Dünyanın en büyük gözetim sistemlerinden (elbette diğer ülkelerle ilgili bu kadar bilgiye sahip değiliz) birine sahip olan ülkelerden birisi olan Çin, bu tavrını sürdürmeye devam ediyor. Ülke, yabancı şirketlere yaptıkları işlemlerle ilgili verileri kendileriyle paylaşmaları yönünde baskı yapıyor. Bu baskı son olarak ev kiralama hizmeti olarak faaliyet gösteren Airbnb'ye kadar uzandı. Şirket ev sahiplerinin verilerini 30 Mart'tan itibaren Çin hükümet kurumlarıyla paylaşacağını duyurdu.
Çin hükümeti, vatandaşlarının olası bir adres değişikliğini 24 saat içerisinde polise bildirmelerini şart koşuyor. Şirket, bunun Çin'de faaliyet gösteren "diğer ev kiralama şirketlerine benzer" olduğunu ve sonuçlardan endişe duyanların listelerini deaktif edebileceğini bildirdi. Konuyla ilgili olarak açıklamalarda bulunan bir şirket yetkilisi Çin yasalarını onurlandırdıklarını ifade etti.

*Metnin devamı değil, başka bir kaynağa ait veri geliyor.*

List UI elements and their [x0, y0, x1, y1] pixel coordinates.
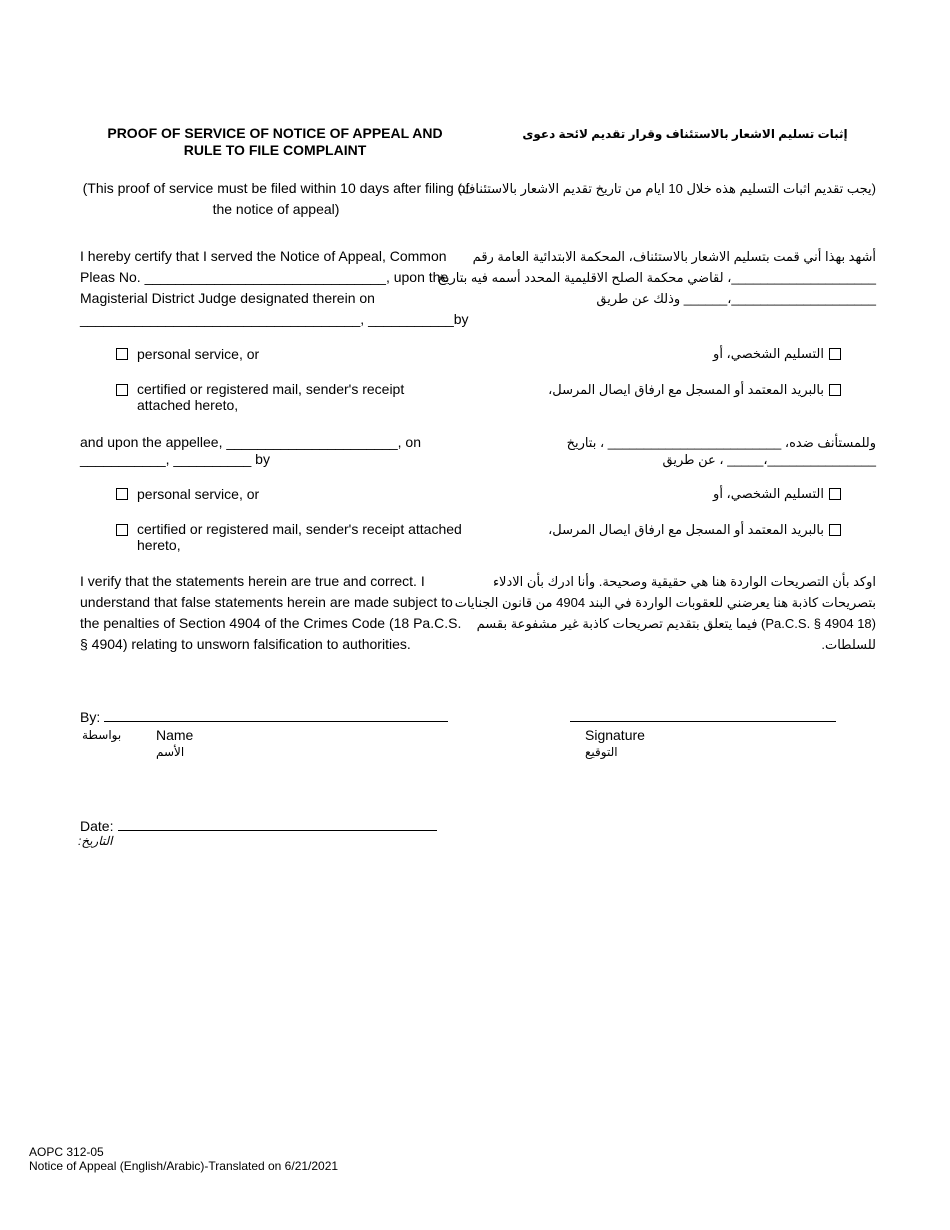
- form-number: AOPC 312-05: [29, 1145, 104, 1159]
- arabic-personal-service-checkbox-1[interactable]: [829, 348, 841, 360]
- certified-mail-checkbox-1[interactable]: [116, 384, 128, 396]
- arabic-date-label: التاريخ:: [78, 834, 113, 848]
- arabic-name-label: الأسم: [156, 745, 185, 759]
- arabic-personal-service-label-2: التسليم الشخصي، أو: [713, 486, 824, 501]
- arabic-personal-service-checkbox-2[interactable]: [829, 488, 841, 500]
- arabic-certified-mail-checkbox-1[interactable]: [829, 384, 841, 396]
- name-label: Name: [156, 727, 194, 743]
- arabic-certified-mail-label-2: بالبريد المعتمد أو المسجل مع ارفاق ايصال المرسل،: [548, 522, 824, 537]
- certified-mail-label-2: certified or registered mail, sender's receipt attached hereto,: [137, 521, 462, 553]
- english-verify-line: § 4904) relating to unsworn falsification to authorities.: [80, 636, 411, 652]
- english-appellee-line: and upon the appellee, ______________________, on: [80, 434, 421, 450]
- arabic-certified-mail-checkbox-2[interactable]: [829, 524, 841, 536]
- arabic-certified-mail-label-1: بالبريد المعتمد أو المسجل مع ارفاق ايصال المرسل،: [548, 382, 824, 397]
- arabic-appellee: [520, 434, 876, 468]
- arabic-verification: [454, 571, 876, 655]
- certified-mail-label-1: certified or registered mail, sender's receipt attached hereto,: [137, 381, 405, 413]
- by-label: By:: [80, 709, 101, 725]
- personal-service-label-2: personal service, or: [137, 486, 260, 502]
- date-label: Date:: [80, 818, 114, 834]
- certified-mail-checkbox-2[interactable]: [116, 524, 128, 536]
- arabic-certify-line: أشهد بهذا أني قمت بتسليم الاشعار بالاستئناف، المحكمة الابتدائية العامة رقم: [472, 249, 876, 264]
- personal-service-checkbox-2[interactable]: [116, 488, 128, 500]
- english-instruction: (This proof of service must be filed within 10 days after filing of the notice of appeal): [82, 180, 470, 217]
- english-verify-line: understand that false statements herein are made subject to: [80, 594, 453, 610]
- signature-label: Signature: [585, 727, 645, 743]
- arabic-verify-line: اوكد بأن التصريحات الواردة هنا هي حقيقية وصحيحة. وأنا ادرك بأن الادلاء: [492, 574, 876, 589]
- arabic-by-label: بواسطة: [82, 728, 122, 742]
- date-line[interactable]: [118, 830, 437, 831]
- form-description: Notice of Appeal (English/Arabic)-Translated on 6/21/2021: [29, 1159, 339, 1173]
- english-appellee-line: ___________, __________ by: [80, 451, 270, 467]
- personal-service-label-1: personal service, or: [137, 346, 260, 362]
- english-verification: [80, 571, 480, 655]
- english-title: PROOF OF SERVICE OF NOTICE OF APPEAL AND RULE TO FILE COMPLAINT: [107, 125, 443, 158]
- arabic-appellee-line: _______________،_____ ، عن طريق: [662, 452, 876, 467]
- signature-line[interactable]: [570, 721, 836, 722]
- arabic-certify-line: ____________________،______ وذلك عن طريق: [596, 291, 876, 306]
- arabic-instruction: (يجب تقديم اثبات التسليم هذه خلال 10 ايام من تاريخ تقديم الاشعار بالاستئناف): [457, 181, 876, 196]
- arabic-certification: [437, 246, 876, 309]
- english-certify-line: Pleas No. _______________________________, upon the: [80, 269, 449, 285]
- english-verify-line: the penalties of Section 4904 of the Crimes Code (18 Pa.C.S.: [80, 615, 462, 631]
- arabic-personal-service-label-1: التسليم الشخصي، أو: [713, 346, 824, 361]
- english-appellee: [80, 434, 480, 468]
- by-signature-line[interactable]: [104, 721, 448, 722]
- arabic-signature-label: التوقيع: [585, 745, 618, 759]
- english-certify-line: Magisterial District Judge designated therein on: [80, 290, 375, 306]
- arabic-verify-line: (18 Pa.C.S. § 4904) فيما يتعلق بتقديم تصريحات كاذبة غير مشفوعة بقسم: [476, 616, 876, 631]
- arabic-verify-line: للسلطات.: [821, 637, 876, 652]
- arabic-title: إثبات تسليم الاشعار بالاستئناف وقرار تقديم لائحة دعوى: [522, 127, 848, 141]
- personal-service-checkbox-1[interactable]: [116, 348, 128, 360]
- english-certification: [80, 246, 480, 330]
- arabic-certify-line: ____________________، لقاضي محكمة الصلح الاقليمية المحدد أسمه فيه بتاريخ: [437, 270, 876, 285]
- english-certify-line: I hereby certify that I served the Notice of Appeal, Common: [80, 248, 447, 264]
- english-verify-line: I verify that the statements herein are true and correct. I: [80, 573, 425, 589]
- arabic-appellee-line: وللمستأنف ضده، ________________________ ، بتاريخ: [566, 435, 876, 450]
- arabic-verify-line: بتصريحات كاذبة هنا يعرضني للعقوبات الواردة في البند 4904 من قانون الجنايات: [454, 595, 876, 610]
- english-certify-line: ____________________________________, ___________by: [80, 311, 469, 327]
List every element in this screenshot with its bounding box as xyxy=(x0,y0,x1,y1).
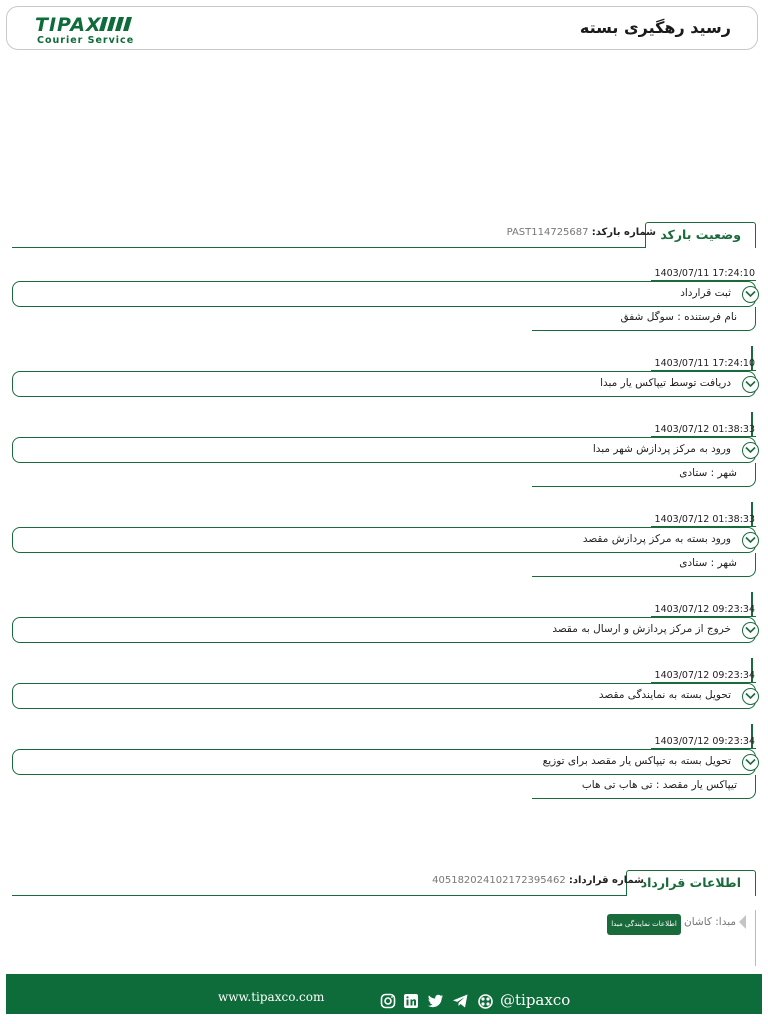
instagram-icon[interactable] xyxy=(380,993,398,1011)
tab-contract-info[interactable]: اطلاعات قرارداد xyxy=(626,870,756,896)
social-handle[interactable]: @tipaxco xyxy=(500,991,571,1009)
tipax-logo[interactable] xyxy=(35,14,135,46)
linkedin-icon[interactable] xyxy=(403,993,421,1011)
timeline-item-title: دریافت توسط تیپاکس یار مبدا xyxy=(600,377,731,389)
timeline-item-title: ورود بسته به مرکز پردازش مقصد xyxy=(582,533,731,545)
timeline-item-title: ورود به مرکز پردازش شهر مبدا xyxy=(592,443,731,455)
timeline-date: 1403/07/12 09:23:34 xyxy=(654,670,755,681)
chevron-down-icon[interactable] xyxy=(742,532,759,549)
barcode-number xyxy=(507,227,656,238)
timeline-item[interactable] xyxy=(12,683,756,709)
timeline-date: 1403/07/11 17:24:10 xyxy=(654,358,755,369)
website-link[interactable]: www.tipaxco.com xyxy=(218,990,325,1004)
origin-agency-info-button[interactable]: اطلاعات نمایندگی مبدا xyxy=(607,914,681,935)
chevron-down-icon[interactable] xyxy=(742,442,759,459)
timeline-date: 1403/07/12 01:38:33 xyxy=(654,424,755,435)
timeline-item[interactable] xyxy=(12,527,756,553)
twitter-icon[interactable] xyxy=(427,993,445,1011)
timeline-item[interactable] xyxy=(12,749,756,775)
barcode-value: PAST114725687 xyxy=(506,227,589,238)
contract-value: 405182024102172395462 xyxy=(432,875,566,886)
origin-city xyxy=(684,916,736,928)
chevron-down-icon[interactable] xyxy=(742,688,759,705)
timeline-item-title: ثبت قرارداد xyxy=(680,287,731,299)
timeline-item[interactable] xyxy=(12,617,756,643)
contract-info-section xyxy=(12,870,756,896)
timeline-item-title: تحویل بسته به تیپاکس یار مقصد برای توزیع xyxy=(542,755,731,767)
chevron-down-icon[interactable] xyxy=(742,376,759,393)
logo-stripes-icon xyxy=(99,17,135,31)
aparat-icon[interactable] xyxy=(477,993,495,1011)
contract-number xyxy=(432,875,644,886)
barcode-label: شماره بارکد: xyxy=(591,227,656,238)
page-footer xyxy=(6,974,762,1014)
timeline-item-detail xyxy=(532,463,756,487)
timeline-date: 1403/07/12 09:23:34 xyxy=(654,736,755,747)
timeline-detail-text: نام فرستنده : سوگل شفق xyxy=(620,311,737,323)
chevron-left-icon[interactable] xyxy=(738,915,747,929)
tab-barcode-status[interactable]: وضعیت بارکد xyxy=(645,222,756,248)
chevron-down-icon[interactable] xyxy=(742,622,759,639)
timeline-item[interactable] xyxy=(12,371,756,397)
timeline-item-detail xyxy=(532,553,756,577)
logo-wordmark: TIPAX xyxy=(35,14,102,36)
timeline-item[interactable] xyxy=(12,281,756,307)
timeline-detail-text: شهر : ستادی xyxy=(679,467,737,479)
chevron-down-icon[interactable] xyxy=(742,286,759,303)
timeline-item-title: تحویل بسته به نمایندگی مقصد xyxy=(598,689,731,701)
origin-label: مبدا: xyxy=(715,916,736,928)
timeline-date: 1403/07/12 01:38:33 xyxy=(654,514,755,525)
telegram-icon[interactable] xyxy=(452,993,470,1011)
chevron-down-icon[interactable] xyxy=(742,754,759,771)
logo-subtitle: Courier Service xyxy=(37,35,135,46)
barcode-status-section xyxy=(12,222,756,248)
timeline-item-title: خروج از مرکز پردازش و ارسال به مقصد xyxy=(552,623,731,635)
timeline-detail-text: تیپاکس یار مقصد : تی هاب تی هاب xyxy=(581,779,737,791)
contract-label: شماره قرارداد: xyxy=(568,875,644,886)
timeline-item-detail xyxy=(532,307,756,331)
timeline-date: 1403/07/12 09:23:34 xyxy=(654,604,755,615)
timeline-detail-text: شهر : ستادی xyxy=(679,557,737,569)
page-header xyxy=(6,6,758,50)
origin-value: کاشان xyxy=(683,916,712,928)
timeline-date: 1403/07/11 17:24:10 xyxy=(654,268,755,279)
timeline-item-detail xyxy=(532,775,756,799)
origin-divider xyxy=(755,910,756,966)
timeline-item[interactable] xyxy=(12,437,756,463)
page-title: رسید رهگیری بسته xyxy=(579,18,731,37)
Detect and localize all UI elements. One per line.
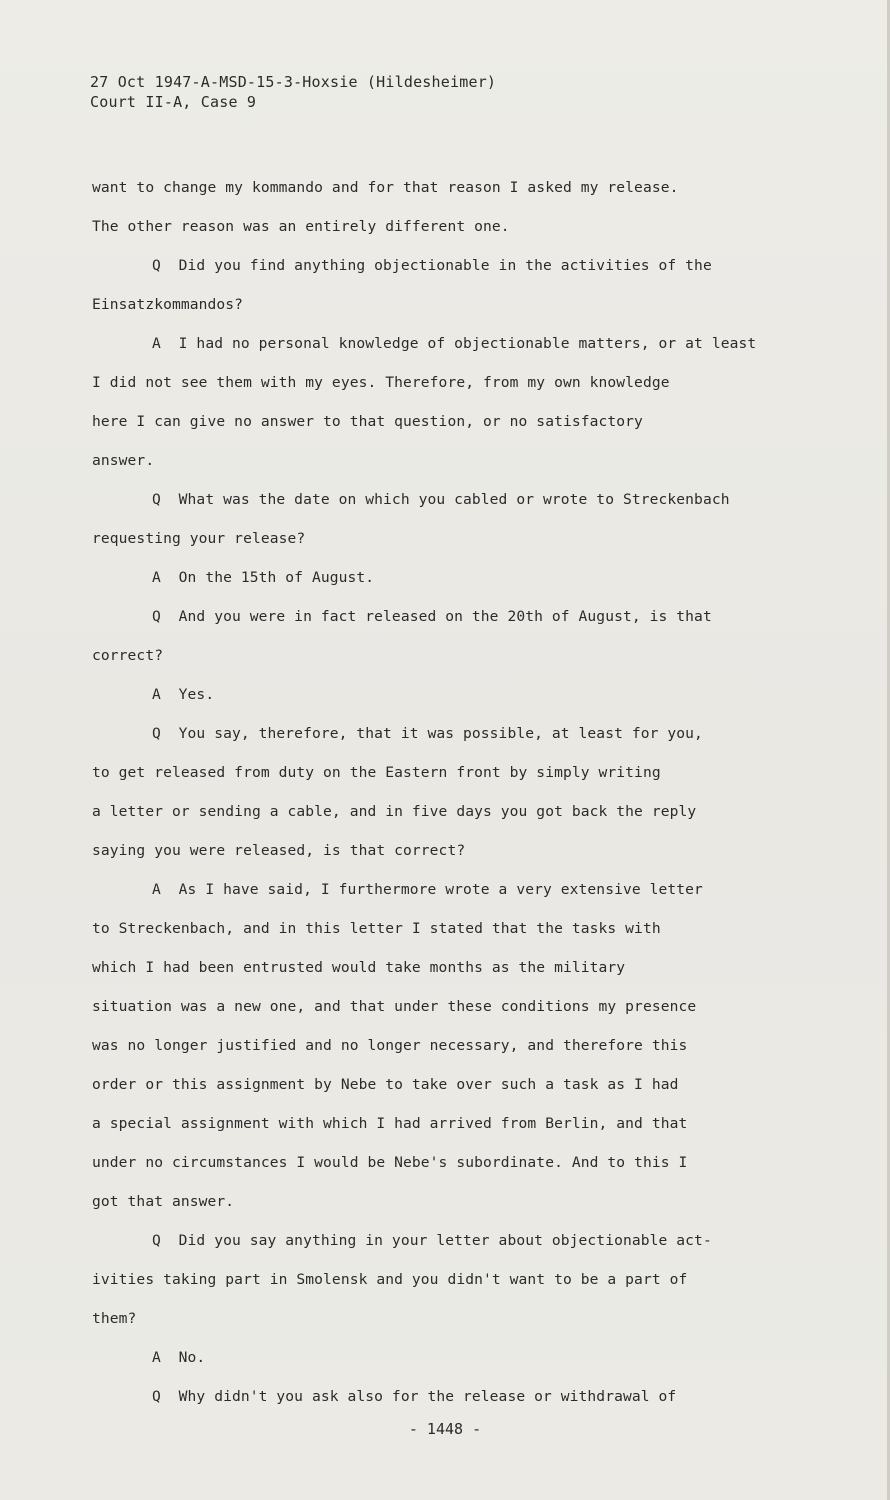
transcript-line: A I had no personal knowledge of objectionable matters, or at least [152, 335, 757, 352]
transcript-line: saying you were released, is that correct? [92, 842, 466, 859]
transcript-line: Q Did you find anything objectionable in the activities of the [152, 257, 712, 274]
transcript-line: which I had been entrusted would take months as the military [92, 959, 626, 976]
header-date-line: 27 Oct 1947-A-MSD-15-3-Hoxsie (Hildesheimer) [90, 73, 497, 91]
transcript-line: them? [92, 1310, 137, 1327]
transcript-line: I did not see them with my eyes. Therefore, from my own knowledge [92, 374, 670, 391]
transcript-line: under no circumstances I would be Nebe's subordinate. And to this I [92, 1154, 688, 1171]
transcript-line: to get released from duty on the Eastern front by simply writing [92, 764, 661, 781]
transcript-line: was no longer justified and no longer necessary, and therefore this [92, 1037, 688, 1054]
transcript-line: situation was a new one, and that under these conditions my presence [92, 998, 697, 1015]
transcript-line: want to change my kommando and for that reason I asked my release. [92, 179, 679, 196]
transcript-line: order or this assignment by Nebe to take over such a task as I had [92, 1076, 679, 1093]
header-court-line: Court II-A, Case 9 [90, 93, 257, 111]
transcript-line: Q Why didn't you ask also for the release or withdrawal of [152, 1388, 677, 1405]
transcript-line: answer. [92, 452, 155, 469]
transcript-line: The other reason was an entirely different one. [92, 218, 510, 235]
transcript-line: correct? [92, 647, 164, 664]
transcript-line: a letter or sending a cable, and in five days you got back the reply [92, 803, 697, 820]
page-number: - 1448 - [408, 1420, 482, 1438]
transcript-line: Q Did you say anything in your letter about objectionable act- [152, 1232, 712, 1249]
transcript-line: requesting your release? [92, 530, 306, 547]
transcript-line: A As I have said, I furthermore wrote a very extensive letter [152, 881, 703, 898]
transcript-line: A Yes. [152, 686, 215, 703]
transcript-line: to Streckenbach, and in this letter I stated that the tasks with [92, 920, 661, 937]
transcript-line: here I can give no answer to that question, or no satisfactory [92, 413, 643, 430]
document-header [90, 72, 496, 112]
transcript-line: A No. [152, 1349, 206, 1366]
transcript-line: Q And you were in fact released on the 20th of August, is that [152, 608, 712, 625]
transcript-line: Einsatzkommandos? [92, 296, 244, 313]
transcript-body [92, 168, 822, 1416]
transcript-line: Q What was the date on which you cabled or wrote to Streckenbach [152, 491, 730, 508]
transcript-line: A On the 15th of August. [152, 569, 375, 586]
transcript-line: Q You say, therefore, that it was possible, at least for you, [152, 725, 703, 742]
transcript-line: a special assignment with which I had arrived from Berlin, and that [92, 1115, 688, 1132]
transcript-line: ivities taking part in Smolensk and you didn't want to be a part of [92, 1271, 688, 1288]
transcript-line: got that answer. [92, 1193, 235, 1210]
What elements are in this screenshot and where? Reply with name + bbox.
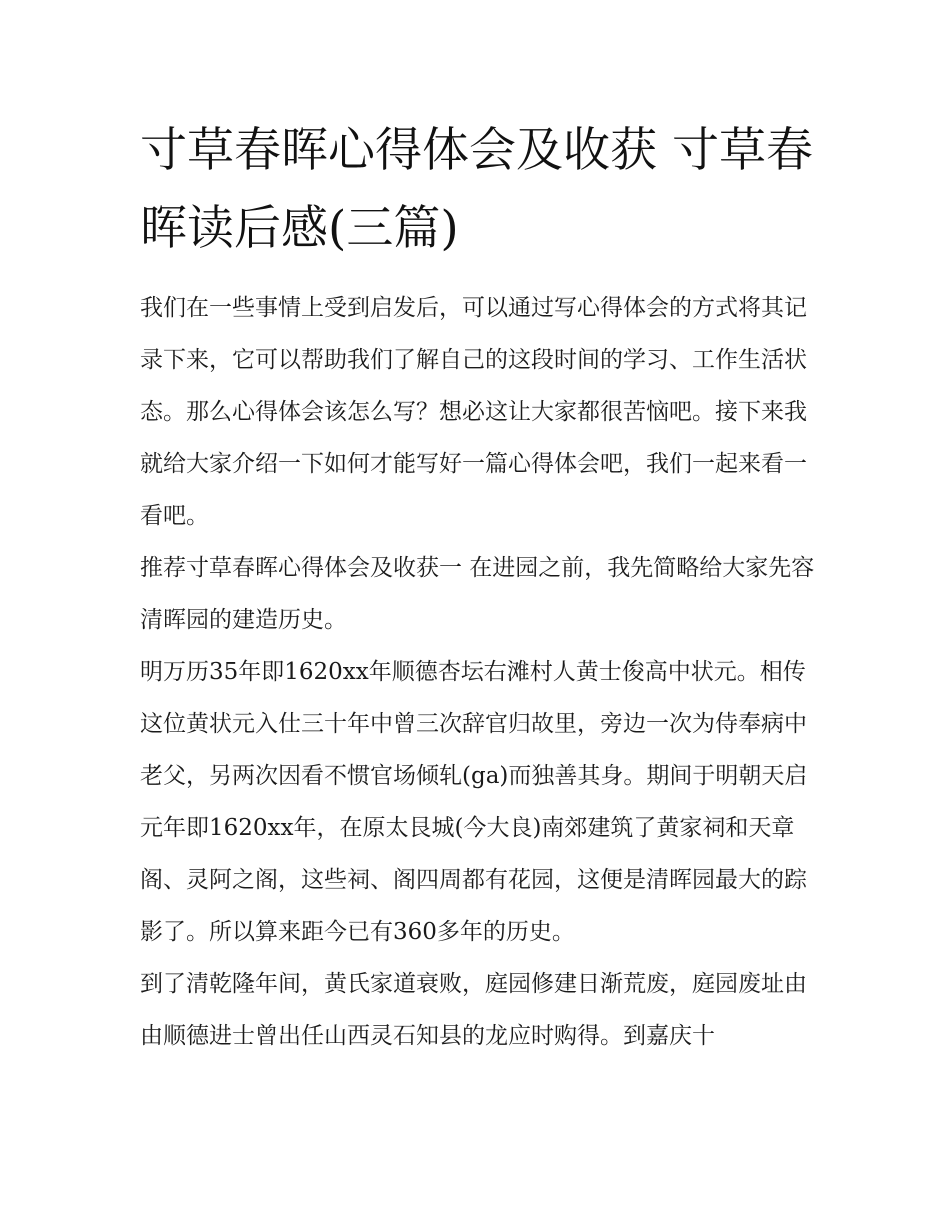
document-page <box>140 112 815 1062</box>
paragraph-intro: 我们在一些事情上受到启发后，可以通过写心得体会的方式将其记录下来，它可以帮助我们了解自己的这段时间的学习、工作生活状态。那么心得体会该怎么写？想必这让大家都很苦恼吧。接下来我就给大家介绍一下如何才能写好一篇心得体会吧，我们一起来看一看吧。 <box>140 295 807 529</box>
paragraph-recommend: 推荐寸草春晖心得体会及收获一 在进园之前，我先简略给大家先容清晖园的建造历史。 <box>140 555 815 633</box>
paragraph-history: 明万历35年即1620xx年顺德杏坛右滩村人黄士俊高中状元。相传这位黄状元入仕三十年中曾三次辞官归故里，旁边一次为侍奉病中老父，另两次因看不惯官场倾轧(ga)而独善其身。期间于明朝天启元年即1620xx年，在原太艮城(今大良)南郊建筑了黄家祠和天章阁、灵阿之阁，这些祠、阁四周都有花园，这便是清晖园最大的踪影了。所以算来距今已有360多年的历史。 <box>140 659 808 945</box>
paragraph-qianlong: 到了清乾隆年间，黄氏家道衰败，庭园修建日渐荒废，庭园废址由由顺德进士曾出任山西灵石知县的龙应时购得。到嘉庆十 <box>140 971 807 1049</box>
document-title: 寸草春晖心得体会及收获 寸草春晖读后感(三篇) <box>140 123 813 256</box>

Çin'de faaliyet gösteren diğer tüm yabancı şirketler gibi Airbnb de oldukça zor ve ikilemli bir durumda bulunuyor. ABD gibi ülkelerde 'mahremiyeti' sonuna kadar korumakta kararlı olan bu şirketler, dünyanın en büyük pazarı olarak kabul edilen Çin'de tüm kullanıcı verilerini hükümetlerle paylaşmaktan geri durmuyorlar. Öte yandan geçtiğimiz yıllarda Edward Snowden'ın ortaya çıkardığı dinleme skandalı ABD'yi Çin'den daha ayrı bir noktaya oturtmuyor diye düşünüyorum. Bunun yanı sıra Almanya'daki dinleme skandalları da ABD'nin diğer ülkelerdeki faaliyetlerinin gayet sorgulanabilir olduğunu bir kez daha gösteriyor.